Il est facile de comprendre comment et pourquoi Caussy est tombé dans une telle erreur de négation systématique et absurde du mouvement communiste : cela ressort de sa correspondance. Caussy ne quitte pas les milieux officiels, va du Central-Hôtel au Vorwaerts, de la Bendlerstrasse à la Wilhelmstrasse, se promène Unter den Linden, mais se garde bien d’aller dans Gross-Berlin, dans les faubourgs ouvriers, et ne cherche pas à pénétrer dans les milieux communistes. Il se fie aux racontars de la mission militaire française, des socialistes majoritaires ou des hommes de la droite des Indépendants. De même, les étrangers qui, de bonne foi peut-être, s’informaient dans les salles de rédaction des journaux mencheviks, socialistes de droite, ou bourgeois, dans les ambassades et les légations, à Pétrograd, ont nié le mouvement bolchevik et n’ont rien compris aux événements qui démentaient régulièrement leurs assertions.

Un homme de la valeur et de l’érudition de Caussy aurait dû se garder de puiser ses informations à des sources aussi suspectes. Tout au moins, sa documentation ne devrait-elle pas être unilatérale. Mais l’habitude de fréquenter ce qu’on appelle "les hautes sphères" où règnent le mensonge et la duplicité, la collaboration à la revue réactionnaire Le Correspondant, les amitiés contractées dès le premier jour avec les ennemis du mouvement communiste, tout cela a fourvoyé Caussy, qui aurait pu rendre d’immenses services à notre cause, et qui la dessert ouvertement aujourd’hui. Triste déchéance que subir l’influence des traîtres de la social-démocratie allemande et de se trouver servir leurs desseins quand le prolétariat socialiste universel les flétrit avec colère. Rôle peu glorieux que d’avoir rabaissé l’Humanité au niveau où elle était, quand, par la plume de Séverac, de Kritchevsky et d’autres, elle accablait les communistes russes d’injures et d’accusations. Les communistes allemands, eux, sont traités par le mépris et la conspiration du silence. Quand certains collaborateurs daignent reconnaître leur existence — après l’avoir niée la veille — c’est pour déformer leur action ou dénaturer leurs paroles. Et le prolétariat français continue d’ignorer la lutte héroïque du prolétariat communiste allemand, ce qui écarte toute action de solidarité de celui-là au profit de celui-ci, la connaissance réciproque précédant l’action mutuelle.

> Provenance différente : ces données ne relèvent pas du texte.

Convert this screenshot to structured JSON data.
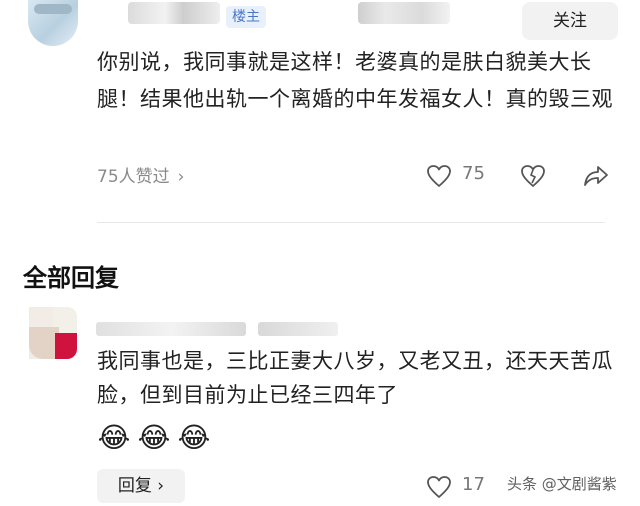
{
  "comment_top": {
    "author_tag": "楼主",
    "follow_label": "关注",
    "text": "你别说，我同事就是这样！老婆真的是肤白貌美大长腿！结果他出轨一个离婚的中年发福女人！真的毁三观",
    "likes_link": "75人赞过",
    "like_count": "75",
    "icons": [
      "heart-icon",
      "dislike-heart-icon",
      "share-icon",
      "chevron-right-icon"
    ]
  },
  "section": {
    "title": "全部回复"
  },
  "reply": {
    "text": "我同事也是，三比正妻大八岁，又老又丑，还天天苦瓜脸，但到目前为止已经三四年了",
    "emojis": [
      "😂",
      "😂",
      "😂"
    ],
    "reply_label": "回复",
    "like_count": "17",
    "icons": [
      "heart-icon",
      "chevron-right-icon"
    ]
  },
  "watermark": "头条 @文剧酱紫",
  "colors": {
    "tag_bg": "#e8f0fb",
    "tag_text": "#4a77c9",
    "button_bg": "#f2f2f2",
    "meta_text": "#8a8a8a"
  }
}
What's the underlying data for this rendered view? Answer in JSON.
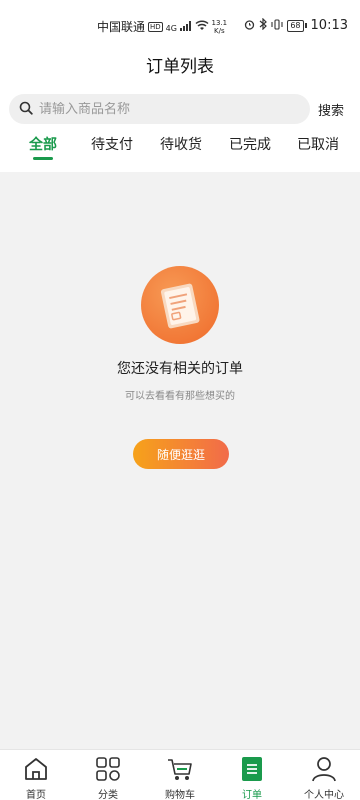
{
  "status_bar": {
    "carrier": "中国联通",
    "hd_badge": "HD",
    "signal_label": "4G",
    "net_speed_value": "13.1",
    "net_speed_unit": "K/s",
    "battery": "68",
    "time": "10:13"
  },
  "header": {
    "title": "订单列表"
  },
  "search": {
    "placeholder": "请输入商品名称",
    "value": "",
    "button_label": "搜索"
  },
  "tabs": [
    {
      "label": "全部",
      "active": true
    },
    {
      "label": "待支付",
      "active": false
    },
    {
      "label": "待收货",
      "active": false
    },
    {
      "label": "已完成",
      "active": false
    },
    {
      "label": "已取消",
      "active": false
    }
  ],
  "empty_state": {
    "title": "您还没有相关的订单",
    "subtitle": "可以去看看有那些想买的",
    "button_label": "随便逛逛"
  },
  "bottom_nav": [
    {
      "label": "首页",
      "icon": "home-icon",
      "active": false
    },
    {
      "label": "分类",
      "icon": "category-icon",
      "active": false
    },
    {
      "label": "购物车",
      "icon": "cart-icon",
      "active": false
    },
    {
      "label": "订单",
      "icon": "order-icon",
      "active": true
    },
    {
      "label": "个人中心",
      "icon": "profile-icon",
      "active": false
    }
  ],
  "colors": {
    "accent": "#1a9a4c",
    "button_gradient_start": "#f6a21a",
    "button_gradient_end": "#f26b4a"
  }
}
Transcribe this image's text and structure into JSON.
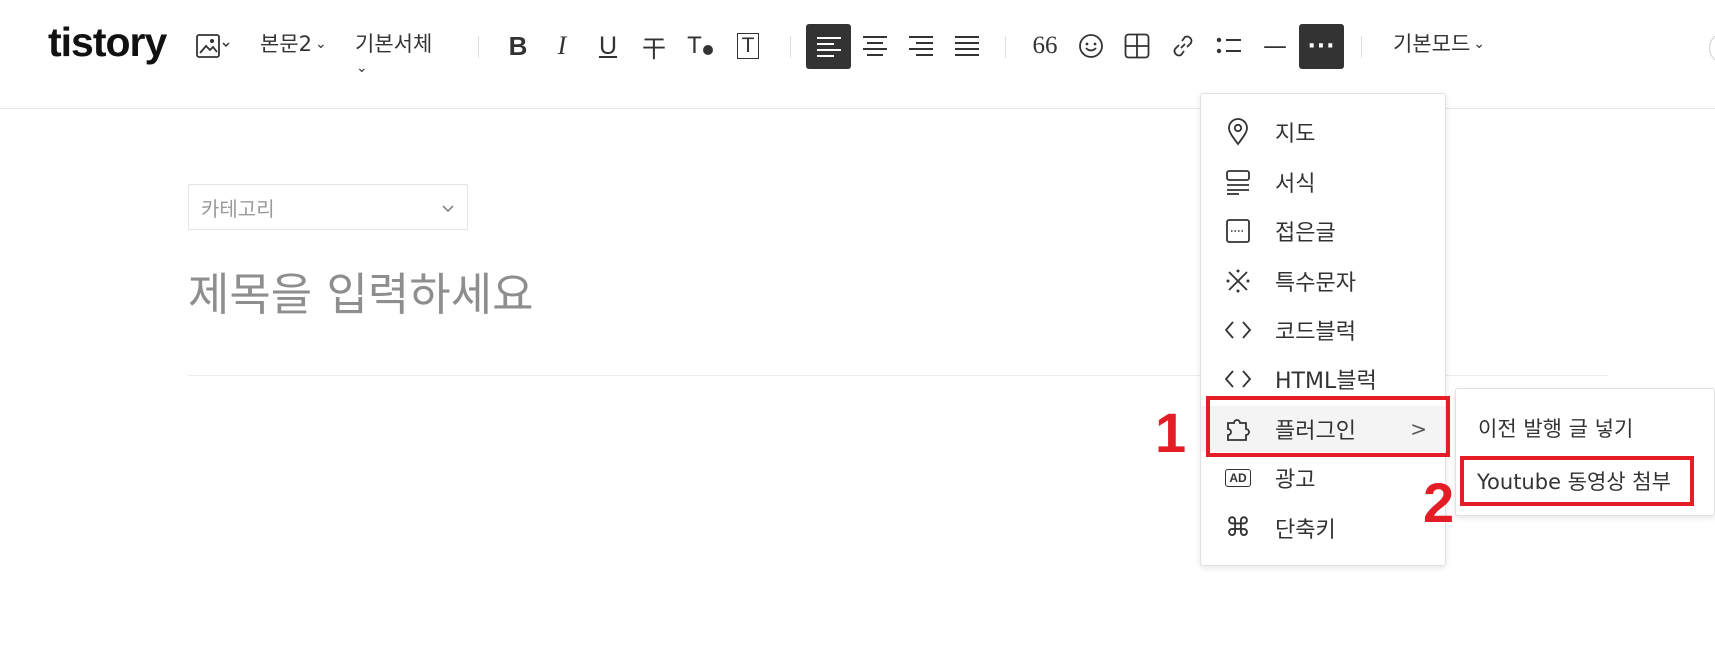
{
  "toolbar": {
    "logo": "tistory",
    "image_icon": "image-icon",
    "paragraph_style": "본문2",
    "font_face": "기본서체",
    "bold": "B",
    "italic": "I",
    "underline": "U",
    "strike": "干",
    "text_color": "T",
    "text_bg": "T",
    "align_left_icon": "align-left-icon",
    "align_center_icon": "align-center-icon",
    "align_right_icon": "align-right-icon",
    "align_justify_icon": "align-justify-icon",
    "quote": "66",
    "emoji_icon": "emoji-icon",
    "table_icon": "table-icon",
    "link_icon": "link-icon",
    "list_icon": "list-icon",
    "divider": "—",
    "more": "···",
    "mode": "기본모드",
    "accent_color": "#333333"
  },
  "editor": {
    "category_placeholder": "카테고리",
    "title_placeholder": "제목을 입력하세요"
  },
  "menu": {
    "items": [
      {
        "label": "지도",
        "icon": "map-pin-icon"
      },
      {
        "label": "서식",
        "icon": "template-icon"
      },
      {
        "label": "접은글",
        "icon": "fold-icon"
      },
      {
        "label": "특수문자",
        "icon": "special-char-icon"
      },
      {
        "label": "코드블럭",
        "icon": "code-icon"
      },
      {
        "label": "HTML블럭",
        "icon": "html-icon"
      },
      {
        "label": "플러그인",
        "icon": "plugin-icon",
        "arrow": ">"
      },
      {
        "label": "광고",
        "icon": "ad-icon",
        "icon_text": "AD"
      },
      {
        "label": "단축키",
        "icon": "command-icon",
        "icon_text": "⌘"
      }
    ]
  },
  "submenu": {
    "items": [
      {
        "label": "이전 발행 글 넣기"
      },
      {
        "label": "Youtube 동영상 첨부"
      }
    ]
  },
  "annotations": {
    "step1": "1",
    "step2": "2",
    "color": "#e41e26"
  }
}
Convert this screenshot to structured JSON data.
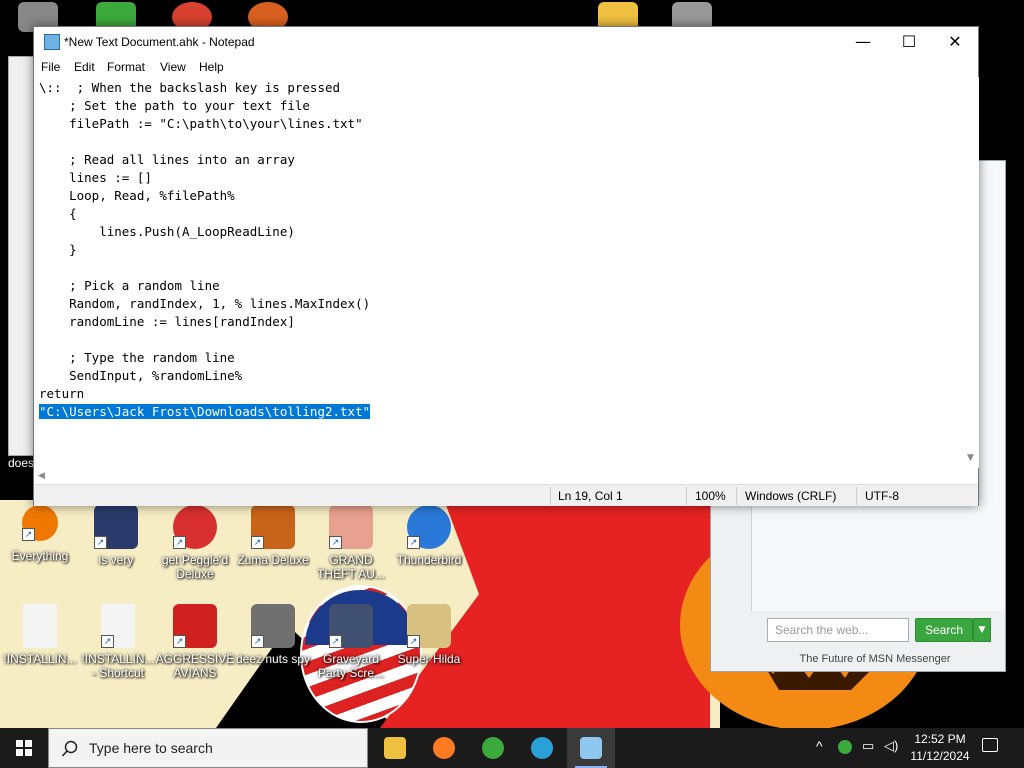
{
  "notepad": {
    "title": "*New Text Document.ahk - Notepad",
    "controls": {
      "minimize": "—",
      "maximize": "☐",
      "close": "✕"
    },
    "menu": [
      "File",
      "Edit",
      "Format",
      "View",
      "Help"
    ],
    "lines": [
      "\\::  ; When the backslash key is pressed",
      "    ; Set the path to your text file",
      "    filePath := \"C:\\path\\to\\your\\lines.txt\"",
      "",
      "    ; Read all lines into an array",
      "    lines := []",
      "    Loop, Read, %filePath%",
      "    {",
      "        lines.Push(A_LoopReadLine)",
      "    }",
      "",
      "    ; Pick a random line",
      "    Random, randIndex, 1, % lines.MaxIndex()",
      "    randomLine := lines[randIndex]",
      "",
      "    ; Type the random line",
      "    SendInput, %randomLine%",
      "return"
    ],
    "selected_line": "\"C:\\Users\\Jack Frost\\Downloads\\tolling2.txt\"",
    "status": {
      "position": "Ln 19, Col 1",
      "zoom": "100%",
      "line_ending": "Windows (CRLF)",
      "encoding": "UTF-8"
    }
  },
  "desktop_icons": [
    {
      "label": "Everything",
      "icon": "everything-icon",
      "color": "#f07800"
    },
    {
      "label": "is very",
      "icon": "shortcut-icon",
      "color": "#2a3a6a"
    },
    {
      "label": "get Peggle'd Deluxe",
      "icon": "peggle-icon",
      "color": "#d83030"
    },
    {
      "label": "Zuma Deluxe",
      "icon": "zuma-icon",
      "color": "#c8641a"
    },
    {
      "label": "GRAND THEFT AU...",
      "icon": "gta-icon",
      "color": "#e8a090"
    },
    {
      "label": "Thunderbird",
      "icon": "thunderbird-icon",
      "color": "#2a78d8"
    },
    {
      "label": "!INSTALLIN...",
      "icon": "text-file-icon",
      "color": "#f4f4f4"
    },
    {
      "label": "!INSTALLIN... - Shortcut",
      "icon": "text-file-shortcut-icon",
      "color": "#f4f4f4"
    },
    {
      "label": "AGGRESSIVE AVIANS",
      "icon": "angry-birds-icon",
      "color": "#d02020"
    },
    {
      "label": "deez nuts spy",
      "icon": "windows-stack-icon",
      "color": "#707070"
    },
    {
      "label": "Graveyard Party Scre...",
      "icon": "graveyard-icon",
      "color": "#405070"
    },
    {
      "label": "Super Hilda",
      "icon": "super-hilda-icon",
      "color": "#d8c080"
    }
  ],
  "left_window": {
    "label": "does"
  },
  "msn": {
    "search_placeholder": "Search the web...",
    "search_button": "Search",
    "tagline": "The Future of MSN Messenger"
  },
  "taskbar": {
    "search_placeholder": "Type here to search",
    "apps": [
      {
        "name": "file-explorer",
        "icon": "folder-icon",
        "color": "#f0c040"
      },
      {
        "name": "firefox",
        "icon": "firefox-icon",
        "color": "#ff7a20"
      },
      {
        "name": "messenger",
        "icon": "messenger-icon",
        "color": "#3caa3c"
      },
      {
        "name": "edge",
        "icon": "edge-icon",
        "color": "#2aa0d8"
      },
      {
        "name": "notepad",
        "icon": "notepad-icon",
        "color": "#8ec8f0"
      }
    ],
    "clock_time": "12:52 PM",
    "clock_date": "11/12/2024"
  },
  "colors": {
    "selection": "#0078d7",
    "taskbar": "#1b1b1b",
    "msn_search": "#3aa640"
  }
}
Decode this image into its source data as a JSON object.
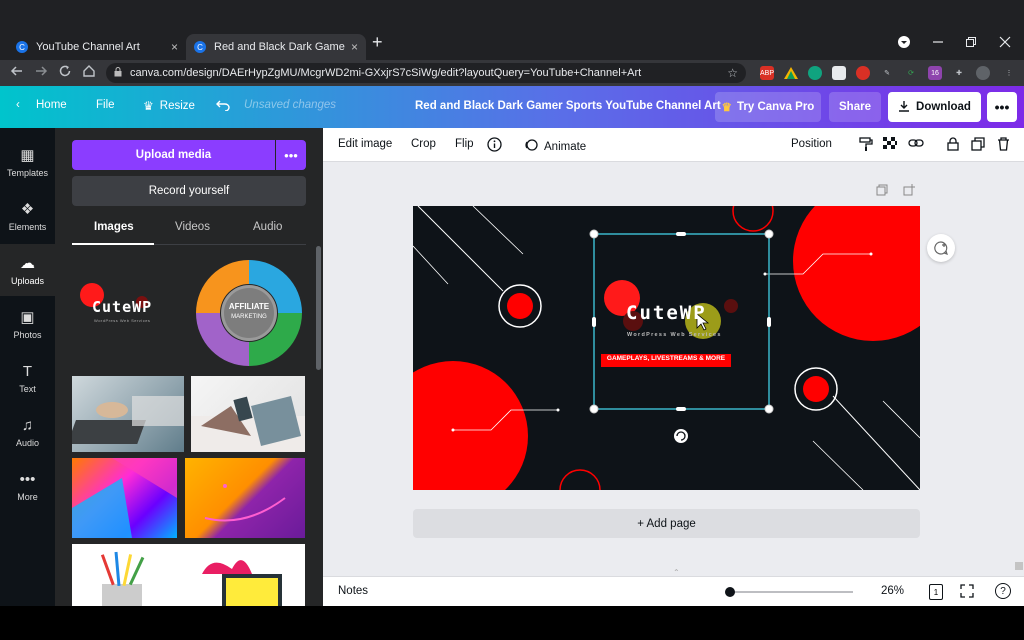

On objectera que Mistral et Caussy n’ont pas seuls présenté et commenté au public socialiste français les événements d’Allemagne, que Marcel Cachin, Paul Louis et Grumbach se sont également emparés du sujet. Précisément, nous avons toujours signalé que les idées et l’activité des reconstructeurs ont pour caractéristique essentielle la contradiction. Signaler les myriades de contradictions qui pullulent dans les articles des cinq commentateurs des choses d’Allemagne serait un travail d’Hercule, et d’ailleurs, chacun des cinq ne doit pas lire sans inquiétude les observations du voisin. Mais où est la thèse officielle de la majorité ? Qui la traduit, de Mistral, de Caussy, de Cachin, de Paul Louis, de Grumbach ? La substitution d’un pouvoir de répression militariste Bauer, puis Muller, au pouvoir éphémère de répression militariste Kapp-Luttwitz, est elle pour le prolétariat une victoire, comme dit l’un, ou une défaite, comme dit l’autre ? Le Parti français, à Strasbourg, a-t-il rompu avec la 2e Internationale, oui ou non ? La majorité approuve-t-elle ses deux représentants qui ont obéi aux suggestions des noskistes et servi leurs calculs ? Toutes questions qui appellent une réponse, sans laquelle seront solidarisés tous les reconstructeurs (et nous ne demanderons pas mieux).

Mais nous oubliions le commentaire d’un sixième reconstructeur, qui a dit son mot dans l’Humanité du 5 avril : "La mesure est comble" dit Renoult, qui conclut ainsi son article : "Il était temps qu’à Strasbourg notre Parti accomplît le geste qui, entre autres avantages, aura celui de nous préserver de tout contact avec les majoritaires d’Allemagne". Nous aimons à croire que le citoyen Renoult ne lit pas le journal auquel il collabore, sans quoi il n’eût pas proféré l’exclamation naïve qui souligne l’énormité des incartades de Mistral et de Caussy. Quoi qu’il en soit, les reconstructeurs qui se désolidarisent de leurs camarades dans le privé devraient se hâter de le faire en public, à moins qu’ils ne préfèrent, par leur silence officiel, rester solidaires des noskistes.